The Works of Thomas Chatterton ...
Author | : Thomas Chatterton |
Publisher | : |
Total Pages | : 560 |
Release | : 1803 |
Genre | : Literary forgeries and mystifications |
ISBN | : |
Download The Works Of Thomas Chatterton Vol 3 full books in PDF, epub, and Kindle. Read online free The Works Of Thomas Chatterton Vol 3 ebook anywhere anytime directly on your device. Fast Download speed and no annoying ads. We cannot guarantee that every ebooks is available!
Author | : Thomas Chatterton |
Publisher | : |
Total Pages | : 560 |
Release | : 1803 |
Genre | : Literary forgeries and mystifications |
ISBN | : |
Author | : Thomas Chatterton |
Publisher | : Cambridge University Press |
Total Pages | : 557 |
Release | : 2013-09-26 |
Genre | : History |
ISBN | : 110806339X |
First published in 1803, this three-volume collection brings together the works of poet and forger Thomas Chatterton (1752-70).

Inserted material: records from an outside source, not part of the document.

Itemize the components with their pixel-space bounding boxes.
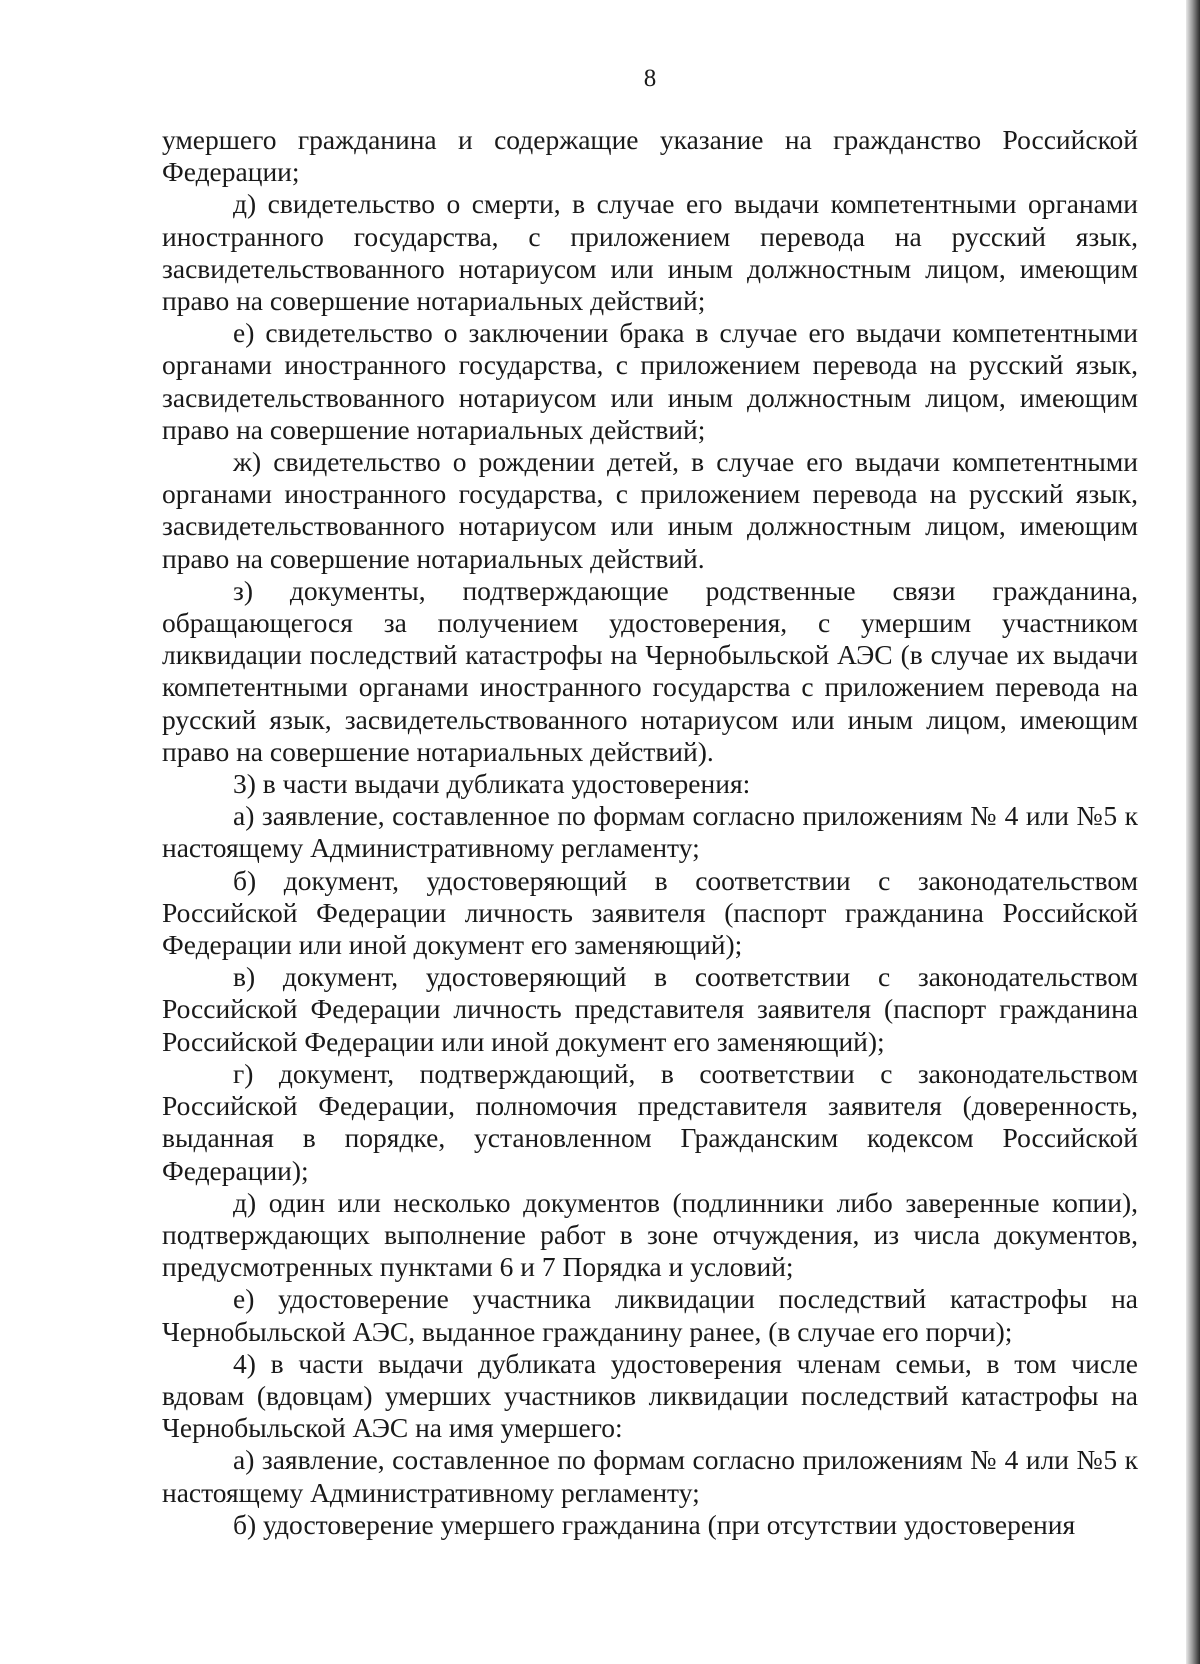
paragraph-item-v-representative-identity: в) документ, удостоверяющий в соответствии с законодательством Российской Федерации личность представителя заявителя (паспорт гражданина Российской Федерации или иной документ его заменяющий); bbox=[162, 961, 1138, 1057]
paragraph-item-b-applicant-identity: б) документ, удостоверяющий в соответствии с законодательством Российской Федерации личность заявителя (паспорт гражданина Российской Федерации или иной документ его заменяющий); bbox=[162, 864, 1138, 961]
paragraph-section-4-family-duplicate: 4) в части выдачи дубликата удостоверения членам семьи, в том числе вдовам (вдовцам) умерших участников ликвидации последствий катастрофы на Чернобыльской АЭС на имя умершего: bbox=[162, 1347, 1138, 1444]
page-number: 8 bbox=[643, 65, 657, 92]
paragraph-item-g-representative-authority: г) документ, подтверждающий, в соответствии с законодательством Российской Федерации, полномочия представителя заявителя (доверенность, выданная в порядке, установленном Гражданским кодексом Российской Федерации); bbox=[162, 1057, 1138, 1186]
paragraph-item-d-death-certificate: д) свидетельство о смерти, в случае его выдачи компетентными органами иностранного государства, с приложением перевода на русский язык, засвидетельствованного нотариусом или иным должностным лицом, имеющим право на совершение нотариальных действий; bbox=[162, 188, 1138, 317]
scan-edge-shadow bbox=[1186, 0, 1200, 1664]
paragraph-section-3-duplicate: 3) в части выдачи дубликата удостоверения: bbox=[233, 768, 751, 800]
paragraph-item-z-kinship-documents: з) документы, подтверждающие родственные связи гражданина, обращающегося за получением удостоверения, с умершим участником ликвидации последствий катастрофы на Чернобыльской АЭС (в случае их выдачи компетентными органами иностранного государства с приложением перевода на русский язык, засвидетельствованного нотариусом или иным лицом, имеющим право на совершение нотариальных действий). bbox=[162, 574, 1138, 767]
paragraph-item-b-deceased-certificate: б) удостоверение умершего гражданина (при отсутствии удостоверения bbox=[233, 1508, 1076, 1540]
paragraph-continuation: умершего гражданина и содержащие указание на гражданство Российской Федерации; bbox=[162, 124, 1138, 188]
paragraph-item-e-previous-certificate: е) удостоверение участника ликвидации последствий катастрофы на Чернобыльской АЭС, выданное гражданину ранее, (в случае его порчи); bbox=[162, 1283, 1138, 1347]
paragraph-item-a-application-family: а) заявление, составленное по формам согласно приложениям № 4 или №5 к настоящему Административному регламенту; bbox=[162, 1444, 1138, 1508]
document-body bbox=[162, 124, 1138, 1541]
paragraph-item-zh-birth-certificate: ж) свидетельство о рождении детей, в случае его выдачи компетентными органами иностранного государства, с приложением перевода на русский язык, засвидетельствованного нотариусом или иным должностным лицом, имеющим право на совершение нотариальных действий. bbox=[162, 446, 1138, 574]
paragraph-item-d-work-documents: д) один или несколько документов (подлинники либо заверенные копии), подтверждающих выполнение работ в зоне отчуждения, из числа документов, предусмотренных пунктами 6 и 7 Порядка и условий; bbox=[162, 1186, 1138, 1283]
paragraph-item-e-marriage-certificate: е) свидетельство о заключении брака в случае его выдачи компетентными органами иностранного государства, с приложением перевода на русский язык, засвидетельствованного нотариусом или иным должностным лицом, имеющим право на совершение нотариальных действий; bbox=[162, 317, 1138, 445]
paragraph-item-a-application: а) заявление, составленное по формам согласно приложениям № 4 или №5 к настоящему Административному регламенту; bbox=[162, 800, 1138, 864]
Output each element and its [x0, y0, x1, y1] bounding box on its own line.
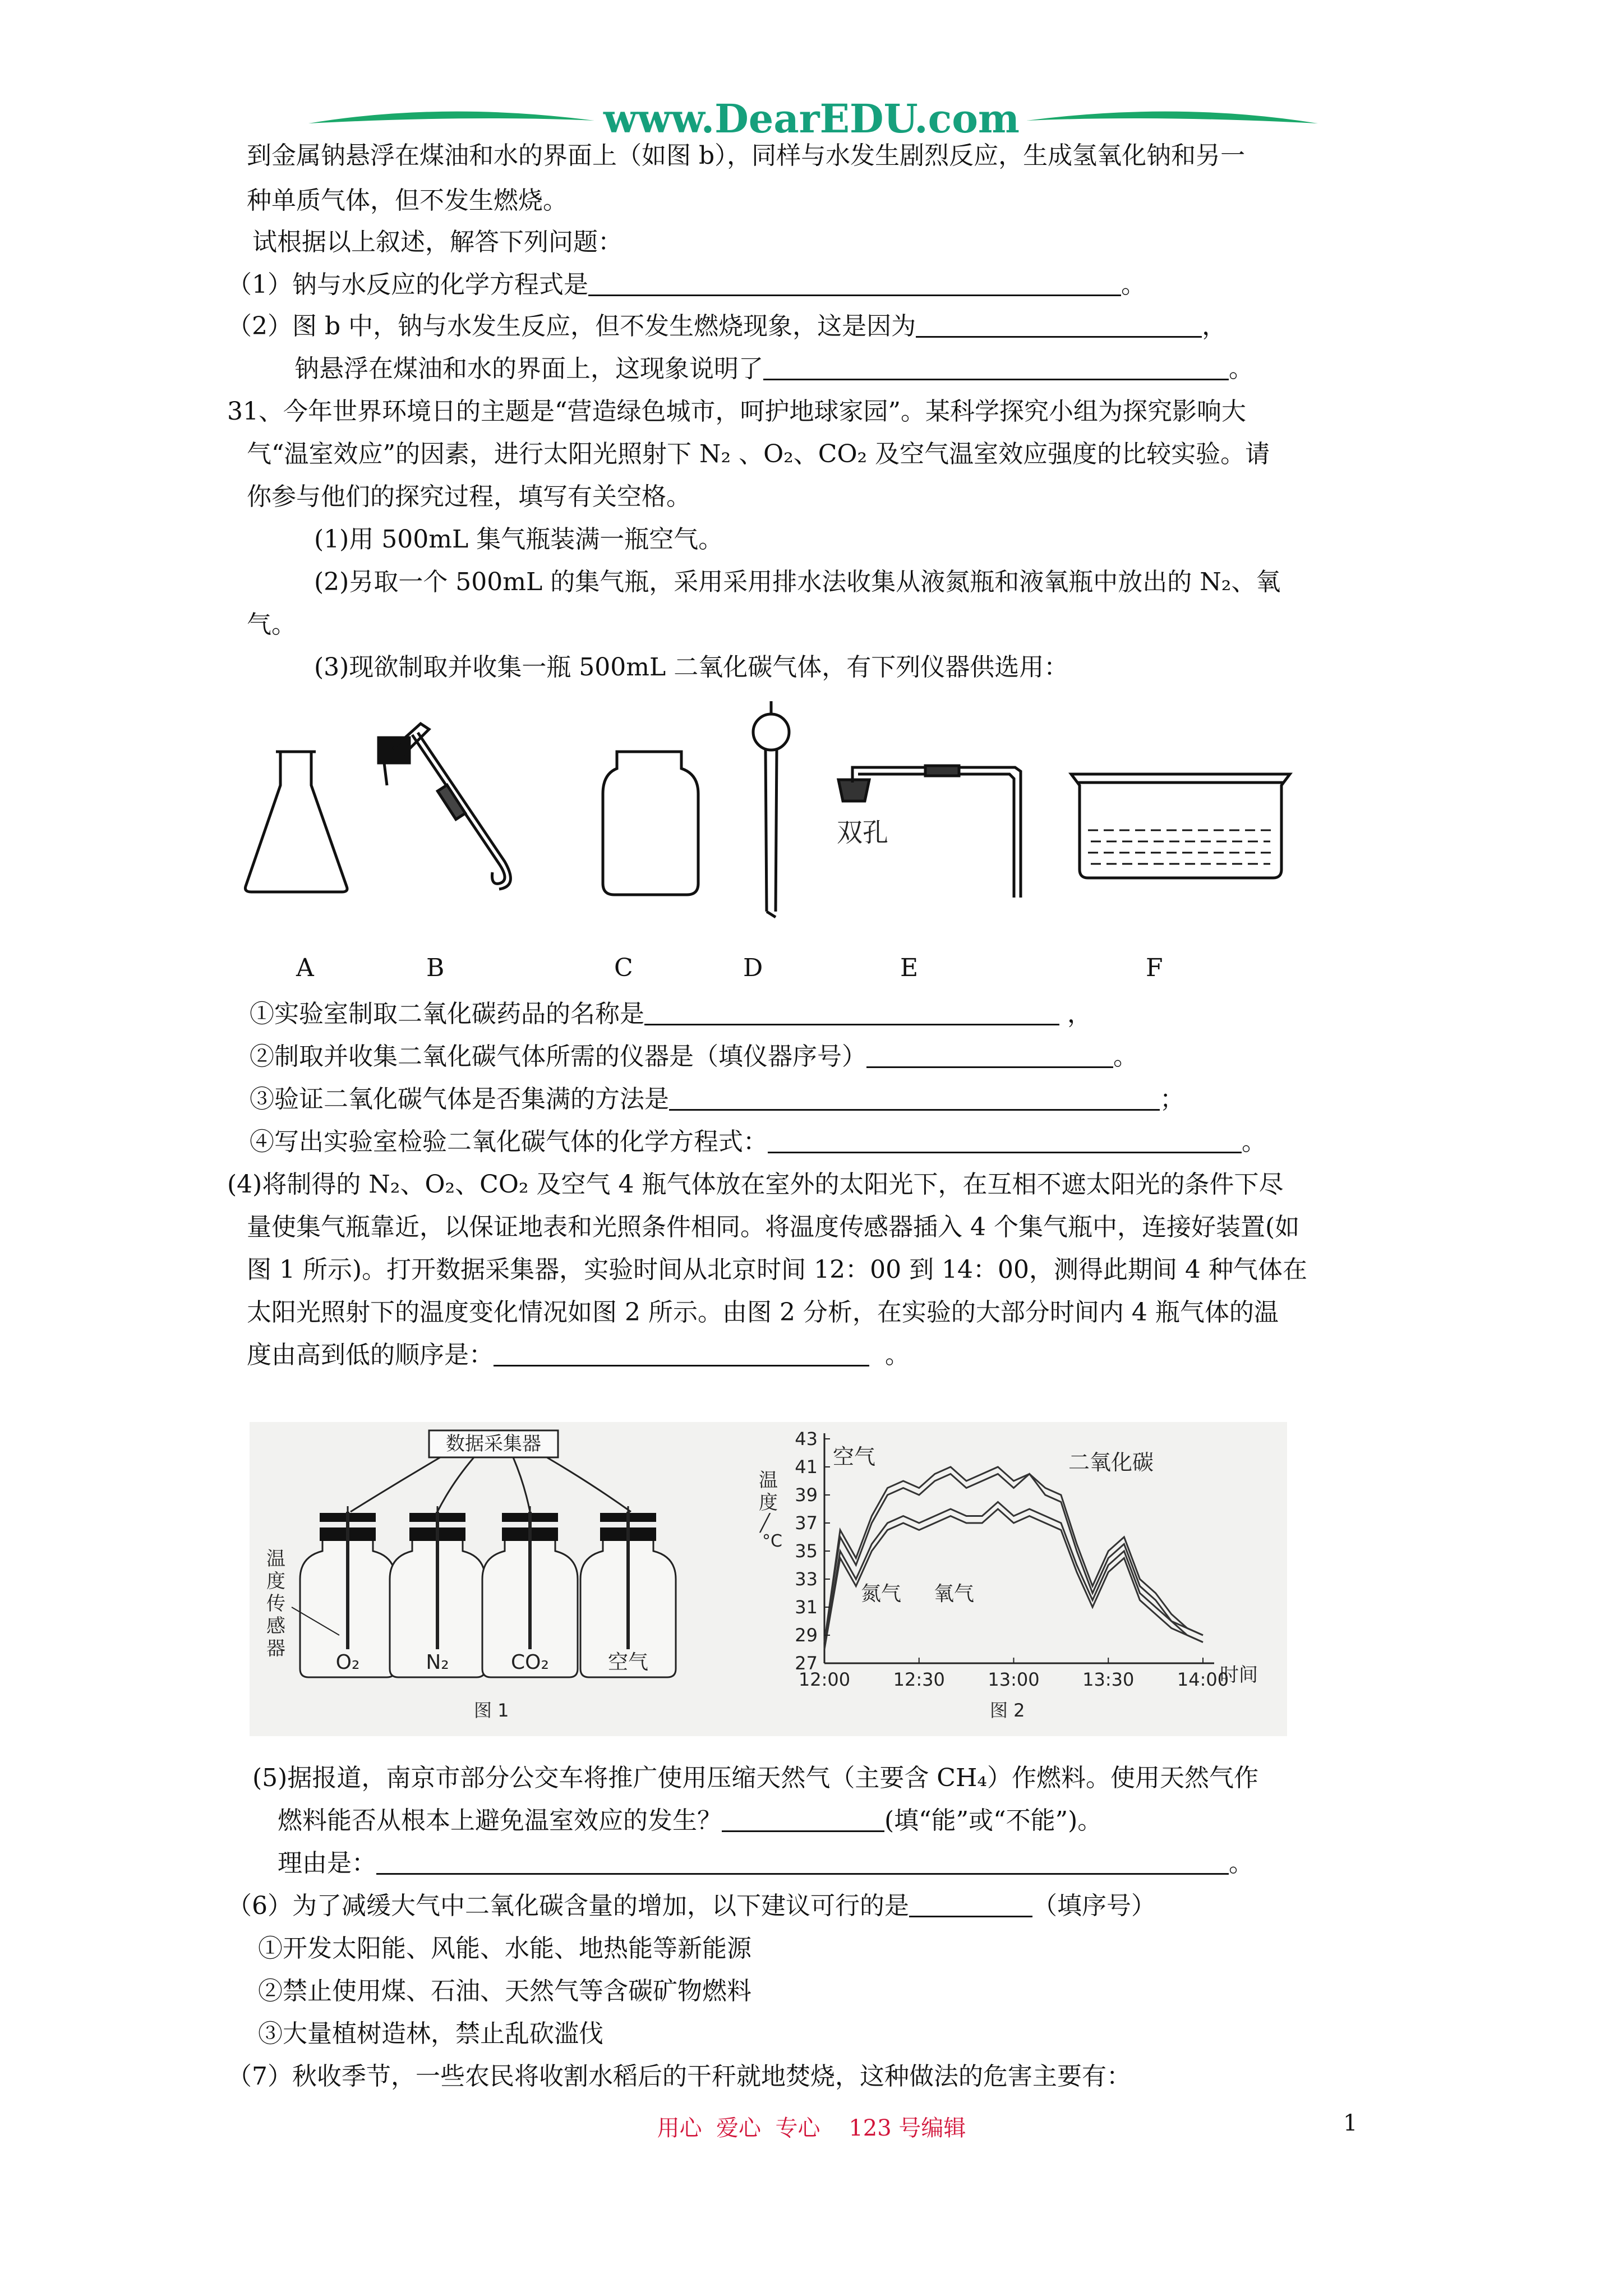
footer-text: 用心 爱心 专心 123 号编辑 [657, 2115, 966, 2141]
sub-question-3: ③验证二氧化碳气体是否集满的方法是 ； [250, 1085, 1184, 1114]
text-line: (4)将制得的 N₂、O₂、CO₂ 及空气 4 瓶气体放在室外的太阳光下，在互相不遮太阳光的条件下尽 [227, 1170, 1284, 1199]
series-label-o2: 氧气 [934, 1582, 975, 1605]
option-1: ①开发太阳能、风能、水能、地热能等新能源 [258, 1934, 751, 1963]
text-line: (1)用 500mL 集气瓶装满一瓶空气。 [314, 525, 723, 554]
figure-1 [250, 1422, 754, 1736]
text-line: 到金属钠悬浮在煤油和水的界面上（如图 b），同样与水发生剧烈反应，生成氢氧化钠和另一 [247, 141, 1246, 170]
gas-bottle [390, 1506, 485, 1677]
series-label-co2: 二氧化碳 [1068, 1450, 1154, 1475]
svg-text:器: 器 [266, 1637, 285, 1660]
e-caption: 双孔 [837, 817, 888, 848]
series-line [824, 1467, 1203, 1642]
answer-blank[interactable] [669, 1084, 1160, 1111]
svg-text:温: 温 [266, 1548, 285, 1570]
x-tick-label: 13:30 [1082, 1669, 1135, 1690]
svg-text:感: 感 [266, 1615, 285, 1637]
text-line: 太阳光照射下的温度变化情况如图 2 所示。由图 2 分析，在实验的大部分时间内 4 瓶气体的温 [247, 1298, 1279, 1327]
figure-2-chart [754, 1422, 1287, 1736]
bottle-label: 空气 [607, 1651, 649, 1674]
question-2b: 钠悬浮在煤油和水的界面上，这现象说明了 。 [294, 355, 1253, 383]
label-a: A [296, 954, 314, 982]
svg-text:度: 度 [759, 1492, 778, 1514]
text-line: 气。 [247, 610, 296, 639]
y-tick-label: 37 [795, 1512, 818, 1534]
question-1: （1）钠与水反应的化学方程式是 。 [227, 270, 1146, 299]
answer-blank[interactable] [768, 1127, 1242, 1153]
site-name[interactable]: www.DearEDU.com [603, 95, 1020, 142]
series-label-n2: 氮气 [861, 1582, 902, 1605]
text-line: (2)另取一个 500mL 的集气瓶，采用采用排水法收集从液氮瓶和液氧瓶中放出的 N₂、氧 [314, 568, 1281, 596]
text-line: 气“温室效应”的因素，进行太阳光照射下 N₂ 、O₂、CO₂ 及空气温室效应强度的比较实验。请 [247, 440, 1270, 468]
answer-blank[interactable] [916, 311, 1202, 338]
y-tick-label: 27 [795, 1653, 818, 1674]
conical-flask-icon [245, 752, 347, 892]
svg-text:度: 度 [266, 1570, 285, 1593]
text-line: 量使集气瓶靠近，以保证地表和光照条件相同。将温度传感器插入 4 个集气瓶中，连接好装置(如 [247, 1213, 1300, 1241]
y-tick-label: 31 [795, 1596, 818, 1618]
text-line: 试根据以上叙述，解答下列问题： [252, 228, 623, 256]
y-tick-label: 29 [795, 1625, 818, 1646]
y-tick-label: 35 [795, 1540, 818, 1562]
option-2: ②禁止使用煤、石油、天然气等含碳矿物燃料 [258, 1977, 751, 2005]
gas-bottle [580, 1506, 676, 1677]
label-c: C [614, 954, 633, 982]
sub-question-2: ②制取并收集二氧化碳气体所需的仪器是（填仪器序号） 。 [250, 1042, 1138, 1071]
bottle-label: O₂ [335, 1651, 360, 1674]
answer-blank[interactable] [722, 1806, 884, 1832]
option-3: ③大量植树造林，禁止乱砍滥伐 [258, 2019, 603, 2048]
text-line: 你参与他们的探究过程，填写有关空格。 [247, 482, 691, 511]
y-axis-label [759, 1469, 782, 1551]
svg-text:传: 传 [266, 1593, 285, 1615]
gas-bottle [482, 1506, 578, 1677]
answer-blank[interactable] [763, 354, 1229, 380]
series-line [824, 1502, 1203, 1650]
svg-text:╱: ╱ [760, 1513, 771, 1533]
x-tick-label: 12:30 [893, 1669, 945, 1690]
label-d: D [743, 954, 763, 982]
figure-1-caption: 图 1 [474, 1700, 509, 1721]
x-tick-label: 14:00 [1177, 1669, 1229, 1690]
x-axis-label: 时间 [1220, 1664, 1258, 1686]
label-f: F [1146, 954, 1163, 982]
text-line-with-blank: （6）为了减缓大气中二氧化碳含量的增加，以下建议可行的是 （填序号） [227, 1892, 1156, 1920]
y-tick-label: 39 [795, 1484, 818, 1506]
text-line: (3)现欲制取并收集一瓶 500mL 二氧化碳气体，有下列仪器供选用： [314, 653, 1069, 682]
answer-blank[interactable] [644, 999, 1059, 1025]
stopper-tube-icon [379, 724, 510, 889]
funnel-icon [753, 701, 789, 917]
answer-blank[interactable] [909, 1891, 1032, 1917]
gas-jar-icon [603, 752, 698, 895]
bottle-label: CO₂ [511, 1651, 549, 1674]
figure-2-caption: 图 2 [990, 1700, 1025, 1721]
svg-text:温: 温 [759, 1469, 778, 1492]
text-line: 图 1 所示)。打开数据采集器，实验时间从北京时间 12：00 到 14：00，测得此期间 4 种气体在 [247, 1255, 1308, 1284]
x-tick-label: 13:00 [988, 1669, 1040, 1690]
page-number: 1 [1343, 2110, 1358, 2136]
answer-blank[interactable] [376, 1848, 1229, 1875]
sub-question-4: ④写出实验室检验二氧化碳气体的化学方程式： 。 [250, 1128, 1266, 1156]
text-line: 种单质气体，但不发生燃烧。 [247, 186, 568, 215]
svg-text:°C: °C [762, 1531, 782, 1551]
question-2: （2）图 b 中，钠与水发生反应，但不发生燃烧现象，这是因为 ， [227, 312, 1227, 341]
sensor-label [266, 1548, 285, 1660]
label-b: B [426, 954, 445, 982]
series-label-air: 空气 [833, 1444, 876, 1469]
sub-question-1: ①实验室制取二氧化碳药品的名称是 ， [250, 1000, 1092, 1028]
answer-blank[interactable] [866, 1042, 1113, 1068]
bottle-label: N₂ [426, 1651, 449, 1674]
text-line-with-blank: 度由高到低的顺序是： 。 [247, 1341, 910, 1369]
collector-label: 数据采集器 [446, 1433, 541, 1455]
x-tick-label: 12:00 [798, 1669, 851, 1690]
y-tick-label: 33 [795, 1568, 818, 1590]
text-line-with-blank: 燃料能否从根本上避免温室效应的发生？ (填“能”或“不能”)。 [278, 1806, 1103, 1835]
answer-blank[interactable] [494, 1340, 869, 1366]
y-tick-label: 43 [795, 1428, 818, 1450]
text-line-with-blank: 理由是： 。 [278, 1849, 1253, 1878]
gas-bottle [300, 1506, 395, 1677]
label-e: E [900, 954, 919, 982]
figure-panel [250, 1422, 1287, 1736]
answer-blank[interactable] [588, 270, 1121, 296]
question-7: （7）秋收季节，一些农民将收割水稻后的干秆就地焚烧，这种做法的危害主要有： [227, 2062, 1131, 2091]
y-tick-label: 41 [795, 1456, 818, 1478]
series-line [824, 1509, 1203, 1649]
text-line: (5)据报道，南京市部分公交车将推广使用压缩天然气（主要含 CH₄）作燃料。使用天然气作 [252, 1764, 1258, 1792]
text-line: 31、今年世界环境日的主题是“营造绿色城市，呵护地球家园”。某科学探究小组为探究影响大 [227, 397, 1246, 426]
apparatus-figure [236, 701, 1385, 937]
water-trough-icon [1071, 774, 1290, 878]
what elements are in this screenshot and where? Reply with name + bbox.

Author | : Grevel Lindop |
Publisher | : Routledge |
Total Pages | : 403 |
Release | : 2020-03-25 |
Genre | : Literary Criticism |
ISBN | : 100074969X |
Thomas De Quincey (1785-1859) is considered one of the most important English prose writers of the early-19th century. This is the first part of a 21-volume set presenting De Quincey's work, also including previously unpublished material.
Author | : Thomas Chatterton |
Publisher | : |
Total Pages | : 572 |
Release | : 1803 |
Genre | : Literary forgeries and mystifications |
ISBN | : |
Author | : John Ross Dix |
Publisher | : |
Total Pages | : 368 |
Release | : 1837 |
Genre | : Chatterton, Thomas, 1752-1770 |
ISBN | : |
Cover title: Poems and Tales.
Author | : Francis Adams Hyett |
Publisher | : |
Total Pages | : 404 |
Release | : 1897 |
Genre | : Bristol (England) |
ISBN | : |
Author | : Daniel Cook |
Publisher | : Springer |
Total Pages | : 238 |
Release | : 2015-12-11 |
Genre | : Literary Criticism |
ISBN | : 1137332492 |
Long before Wordsworth etherealized him as 'the marvellous Boy / The sleepless Soul that perished in its pride', Thomas Chatterton was touted as the 'second Shakespeare' by eighteenth-century Shakespeareans, ranked among the leading British poets by prominent literary critics, and likened to the fashionable modern prose stylists Macpherson, Sterne, and Smollett. His pseudo-medieval Rowley poems, in particular, engendered a renewed fascination with ancient English literature. With Chatterton as its case study, this book offers new insights into the formation and development of literary scholarship in the period, from the periodical press to the public lecture, from the review to the anthology, from textual to biographical criticism. Cook demonstrates that, while major scholars found Chatterton to be a pertinent subject for multiple literary debates in the eighteenth century, by the end of the Romantic period he had become, and still remains, an unsettling model of hubristic genius.